Moreover, your sense of ‘self’ is highly fragile and can be easily altered by manipulating your perceptual information about your body. Suppose you don’t get any sensory input at all into your brain. Then you do not even think you have a self or a body. It happens to you all the time in your deep sleep.
Still amazing is the fact that you assume you see a ‘self,’ a ‘me,’ whereas there is actually none! And here the Neuroscientific findings and what Advaita says perfectly match. The sense of self is an ILLUSION. (:
How does it happen? How come you see and feel something to be present even though it is absent?
Google for the words Kanizsa triangles or Ehrenstein’s disk. You will know how you see different shaped bodies even though there is no entity with that shape. On the top of it, you see that non-existing object to be brighter too compared to its surroundings. Or watch the Video on “mithya and brahman – 1.” You will find that not only 2-D diagrams, you see 3-D objects also though they are not really there.
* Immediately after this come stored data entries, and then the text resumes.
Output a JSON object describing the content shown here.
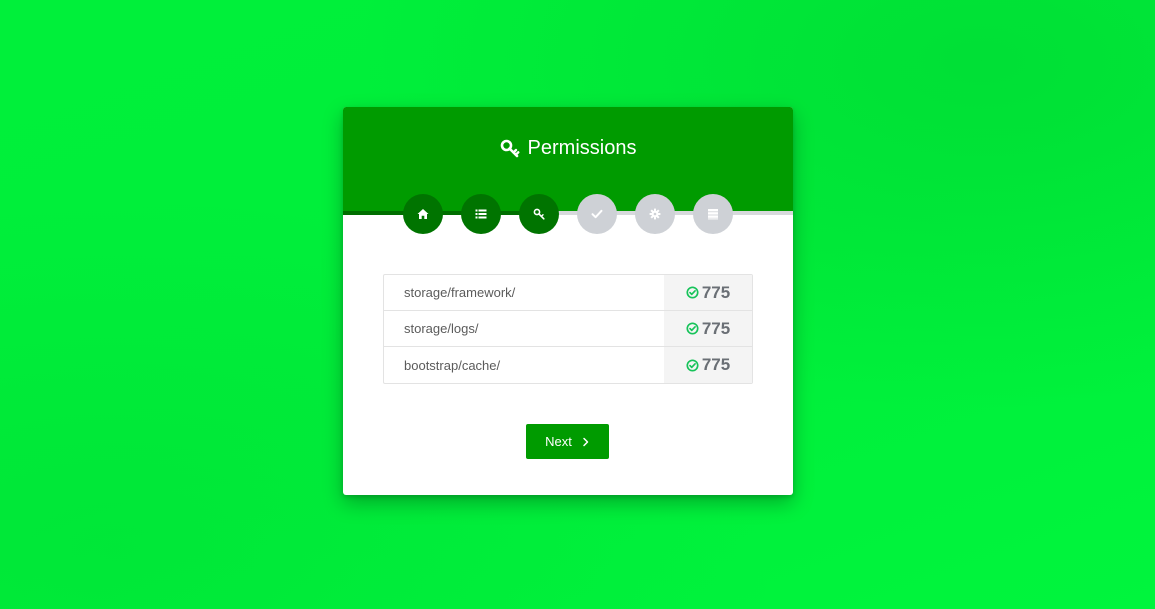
{
  "header": {
    "title": "Permissions",
    "title_icon": "key-icon"
  },
  "colors": {
    "background": "#00f23a",
    "header": "#009b00",
    "step_done": "#007400",
    "step_pending": "#ced1d6",
    "status_ok": "#17c35a",
    "button": "#009b00"
  },
  "steps": [
    {
      "icon": "home-icon",
      "state": "done"
    },
    {
      "icon": "list-icon",
      "state": "done"
    },
    {
      "icon": "key-icon",
      "state": "done"
    },
    {
      "icon": "check-icon",
      "state": "pending"
    },
    {
      "icon": "gear-icon",
      "state": "pending"
    },
    {
      "icon": "server-icon",
      "state": "pending"
    }
  ],
  "permissions": [
    {
      "path": "storage/framework/",
      "value": "775",
      "status_icon": "check-circle-icon"
    },
    {
      "path": "storage/logs/",
      "value": "775",
      "status_icon": "check-circle-icon"
    },
    {
      "path": "bootstrap/cache/",
      "value": "775",
      "status_icon": "check-circle-icon"
    }
  ],
  "next_button": {
    "label": "Next",
    "icon": "chevron-right-icon"
  }
}
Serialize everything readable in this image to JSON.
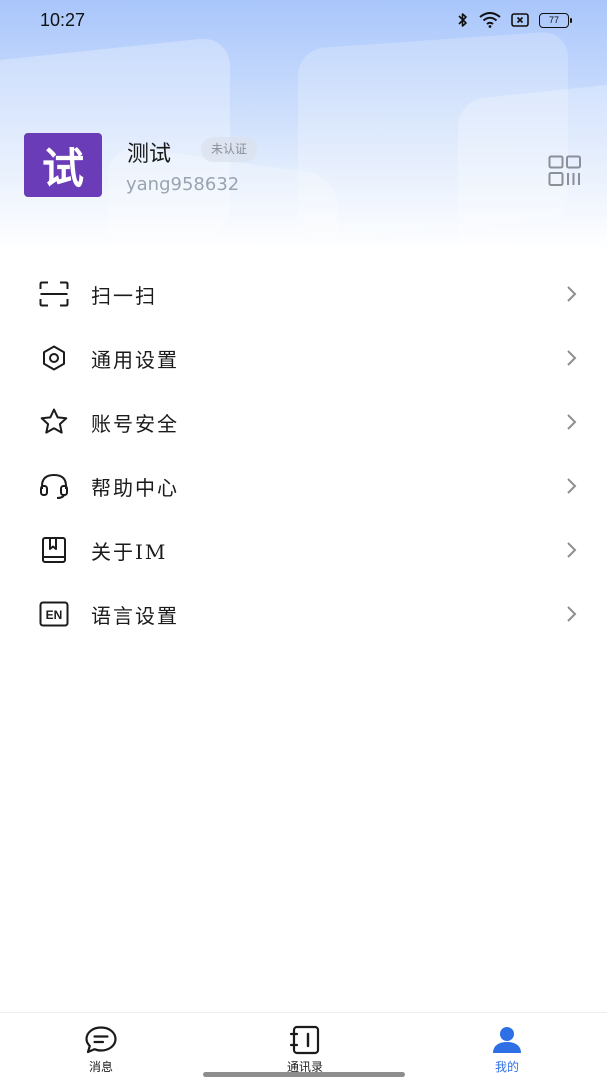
{
  "status_bar": {
    "time": "10:27",
    "battery_level": "77"
  },
  "profile": {
    "avatar_text": "试",
    "avatar_color": "#6a3cb8",
    "nickname": "测试",
    "verify_status": "未认证",
    "user_id": "yang958632"
  },
  "menu": {
    "items": [
      {
        "label": "扫一扫",
        "icon": "scan-icon"
      },
      {
        "label": "通用设置",
        "icon": "settings-hexagon-icon"
      },
      {
        "label": "账号安全",
        "icon": "star-icon"
      },
      {
        "label": "帮助中心",
        "icon": "headset-icon"
      },
      {
        "label": "关于IM",
        "icon": "book-icon"
      },
      {
        "label": "语言设置",
        "icon": "language-en-icon"
      }
    ]
  },
  "bottom_nav": {
    "items": [
      {
        "label": "消息",
        "icon": "message-icon"
      },
      {
        "label": "通讯录",
        "icon": "contacts-icon"
      },
      {
        "label": "我的",
        "icon": "profile-icon"
      }
    ],
    "active_color": "#2f6fe6"
  }
}
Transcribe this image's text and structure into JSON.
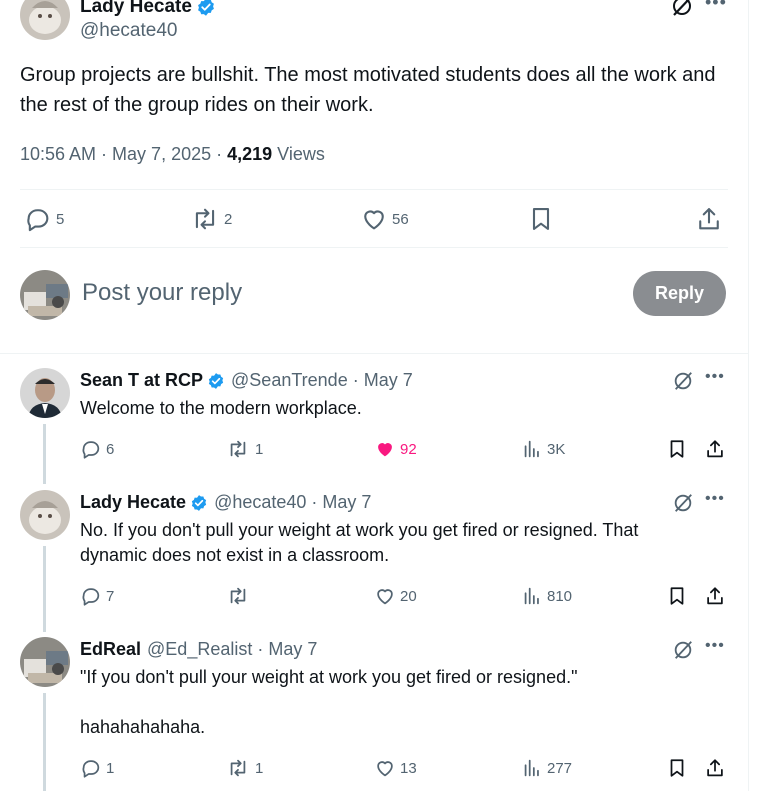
{
  "main_tweet": {
    "name": "Lady Hecate",
    "handle": "@hecate40",
    "text": "Group projects are bullshit.  The most motivated students does all the work and the rest of the group rides on their work.",
    "time": "10:56 AM · May 7, 2025 · ",
    "views_count": "4,219",
    "views_label": " Views",
    "replies": "5",
    "reposts": "2",
    "likes": "56"
  },
  "composer": {
    "placeholder": "Post your reply",
    "reply_label": "Reply"
  },
  "replies": [
    {
      "name": "Sean T at RCP",
      "handle": "@SeanTrende · May 7",
      "text": "Welcome to the modern workplace.",
      "replies": "6",
      "reposts": "1",
      "likes": "92",
      "liked": true,
      "views": "3K"
    },
    {
      "name": "Lady Hecate",
      "handle": "@hecate40 · May 7",
      "text": "No.  If you don't pull your weight at work you get fired or resigned.  That dynamic does not exist in a classroom.",
      "replies": "7",
      "reposts": "",
      "likes": "20",
      "liked": false,
      "views": "810"
    },
    {
      "name": "EdReal",
      "handle": "@Ed_Realist · May 7",
      "text_line1": "\"If you don't pull your weight at work you get fired or resigned.\"",
      "text_line2": "hahahahahaha.",
      "replies": "1",
      "reposts": "1",
      "likes": "13",
      "liked": false,
      "views": "277"
    }
  ],
  "colors": {
    "verified": "#1d9bf0",
    "like_active": "#f91880",
    "secondary": "#536471",
    "reply_button": "#8a8d91"
  }
}
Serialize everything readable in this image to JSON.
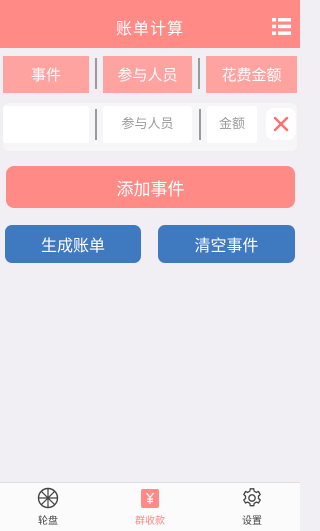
{
  "header": {
    "title": "账单计算",
    "menu_icon": "list-menu-icon"
  },
  "columns": {
    "event": "事件",
    "participants": "参与人员",
    "amount": "花费金额"
  },
  "input_row": {
    "event_value": "",
    "participants_placeholder": "参与人员",
    "amount_placeholder": "金额",
    "delete_icon": "close-x-icon"
  },
  "actions": {
    "add_event": "添加事件",
    "generate_bill": "生成账单",
    "clear_events": "清空事件"
  },
  "tabbar": {
    "items": [
      {
        "label": "轮盘",
        "icon": "wheel-icon",
        "active": false
      },
      {
        "label": "群收款",
        "icon": "yuan-receipt-icon",
        "active": true
      },
      {
        "label": "设置",
        "icon": "gear-icon",
        "active": false
      }
    ]
  },
  "colors": {
    "primary": "#ff8a86",
    "column_header": "#ffa3a0",
    "secondary_button": "#3f79c0",
    "background": "#f1eff3",
    "tab_active": "#ff8a86",
    "tab_inactive": "#444444"
  }
}
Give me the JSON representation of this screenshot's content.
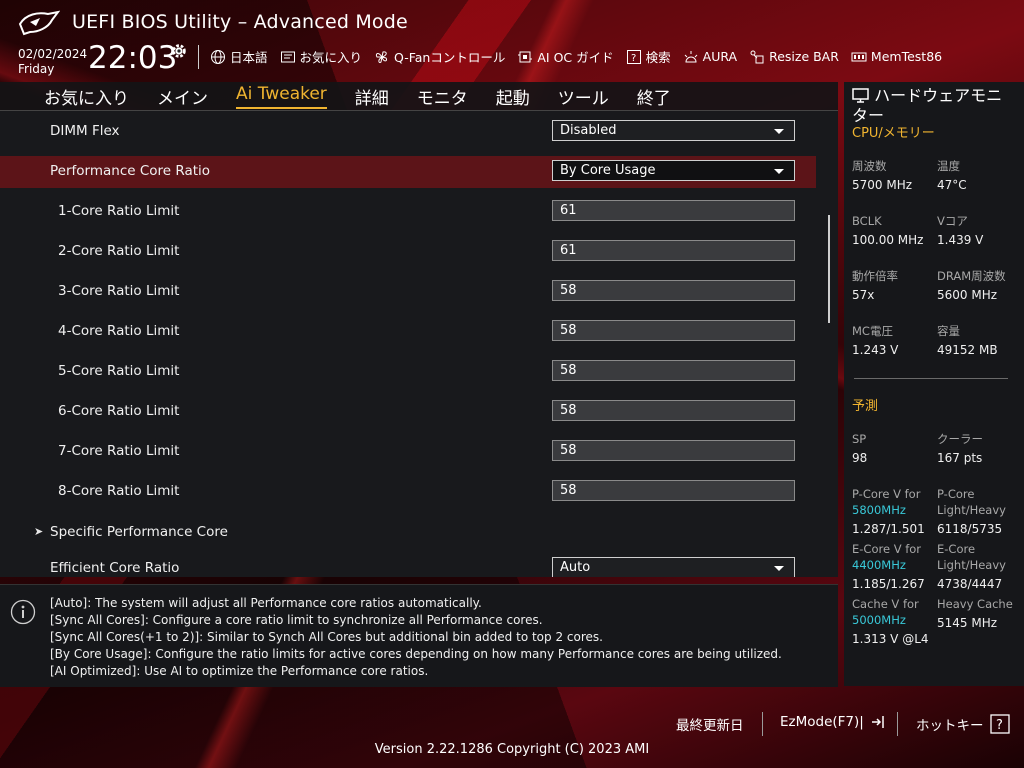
{
  "header": {
    "title": "UEFI BIOS Utility – Advanced Mode",
    "date": "02/02/2024",
    "day": "Friday",
    "time": "22:03",
    "tools": [
      {
        "label": "日本語",
        "icon": "globe-icon"
      },
      {
        "label": "お気に入り",
        "icon": "favorites-icon"
      },
      {
        "label": "Q-Fanコントロール",
        "icon": "fan-icon"
      },
      {
        "label": "AI OC ガイド",
        "icon": "ai-oc-icon"
      },
      {
        "label": "検索",
        "icon": "help-search-icon"
      },
      {
        "label": "AURA",
        "icon": "aura-icon"
      },
      {
        "label": "Resize BAR",
        "icon": "resize-bar-icon"
      },
      {
        "label": "MemTest86",
        "icon": "memtest-icon"
      }
    ]
  },
  "tabs": [
    "お気に入り",
    "メイン",
    "Ai Tweaker",
    "詳細",
    "モニタ",
    "起動",
    "ツール",
    "終了"
  ],
  "active_tab": "Ai Tweaker",
  "settings": [
    {
      "label": "DIMM Flex",
      "value": "Disabled"
    },
    {
      "label": "Performance Core Ratio",
      "value": "By Core Usage"
    },
    {
      "label": "1-Core Ratio Limit",
      "value": "61"
    },
    {
      "label": "2-Core Ratio Limit",
      "value": "61"
    },
    {
      "label": "3-Core Ratio Limit",
      "value": "58"
    },
    {
      "label": "4-Core Ratio Limit",
      "value": "58"
    },
    {
      "label": "5-Core Ratio Limit",
      "value": "58"
    },
    {
      "label": "6-Core Ratio Limit",
      "value": "58"
    },
    {
      "label": "7-Core Ratio Limit",
      "value": "58"
    },
    {
      "label": "8-Core Ratio Limit",
      "value": "58"
    },
    {
      "label": "Specific Performance Core"
    },
    {
      "label": "Efficient Core Ratio",
      "value": "Auto"
    }
  ],
  "help": [
    "[Auto]: The system will adjust all Performance core ratios automatically.",
    "[Sync All Cores]: Configure a core ratio limit to synchronize all Performance cores.",
    "[Sync All Cores(+1 to 2)]: Similar to Synch All Cores but additional bin added to top 2 cores.",
    "[By Core Usage]: Configure the ratio limits for active cores depending on how many Performance cores are being utilized.",
    "[AI Optimized]: Use AI to optimize the Performance core ratios."
  ],
  "monitor": {
    "title": "ハードウェアモニター",
    "cpu_section": "CPU/メモリー",
    "freq_label": "周波数",
    "freq": "5700 MHz",
    "temp_label": "温度",
    "temp": "47°C",
    "bclk_label": "BCLK",
    "bclk": "100.00 MHz",
    "vcore_label": "Vコア",
    "vcore": "1.439 V",
    "ratio_label": "動作倍率",
    "ratio": "57x",
    "dram_label": "DRAM周波数",
    "dram": "5600 MHz",
    "mc_label": "MC電圧",
    "mc": "1.243 V",
    "cap_label": "容量",
    "cap": "49152 MB",
    "predict_section": "予測",
    "sp_label": "SP",
    "sp": "98",
    "cooler_label": "クーラー",
    "cooler": "167 pts",
    "pcore_v_label": "P-Core V for",
    "pcore_v_freq": "5800MHz",
    "pcore_v": "1.287/1.501",
    "pcore_lh_label": "P-Core Light/Heavy",
    "pcore_lh": "6118/5735",
    "ecore_v_label": "E-Core V for",
    "ecore_v_freq": "4400MHz",
    "ecore_v": "1.185/1.267",
    "ecore_lh_label": "E-Core Light/Heavy",
    "ecore_lh": "4738/4447",
    "cache_v_label": "Cache V for",
    "cache_v_freq": "5000MHz",
    "cache_v": "1.313 V @L4",
    "heavy_cache_label": "Heavy Cache",
    "heavy_cache": "5145 MHz"
  },
  "footer": {
    "last_modified": "最終更新日",
    "ezmode": "EzMode(F7)|",
    "hotkeys": "ホットキー",
    "version": "Version 2.22.1286 Copyright (C) 2023 AMI"
  },
  "colors": {
    "accent": "#f0b430",
    "selected_row": "#5c1418",
    "cyan": "#39c8d8"
  }
}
Your sense of ‘self’ is thus an imaginary construct emerging out of the surroundings.
Does that mean that our own senses and mind deceive us?
Don’t they show what is out there?
In case you get a doubt why I am getting into all this Science and muck here and what it has to do with Narada Bhakti Sutras, well, my answer is as follows:
When Narada approached and requested Sanatkumara to take him as his (Sanatkumara’s) disciple, the teacher enquired about Narada’s qualifications. Narada replied to him:
ऋग्वेदं भगवोऽध्येमि यजुर्वेदꣳ सामवेदमाथर्वणं चतुर्थमितिहासपुराणं पञ्चमं वेदानां वेदं पित्र्यꣳ राशिं दैवं निधिं वाकोवाक्यमेकायनं देवविद्यां ब्रह्मविद्यां भूतविद्यां क्षत्त्रविद्यां नक्षत्रविद्याꣳ सर्पदेवजनविद्यामेतद्भगवोऽध्येमि ॥ — chAndogya, VII – i – 2.
Meaning: ‘Revered sir, I know the Rig-Veda, the Yajur-Veda, the Sama-Veda and the Atharvanas the fourth, the Itihasa-Purana as the fifth, grammar, the rules for the worship of the ancestors, mathematics, the science of portents, the science of treasures, logic, the science of ethics, etymology, the ancillary knowledge of the Vedas, the physical sciences, the science of war, the science of the stars, the science related to serpents, and the fine arts – all this I know, revered sir.’ (Translation: Swami Swahananda).
I think we should know at least a small fraction of what all Narada studied so that we can understand the level from which he is speaking to us.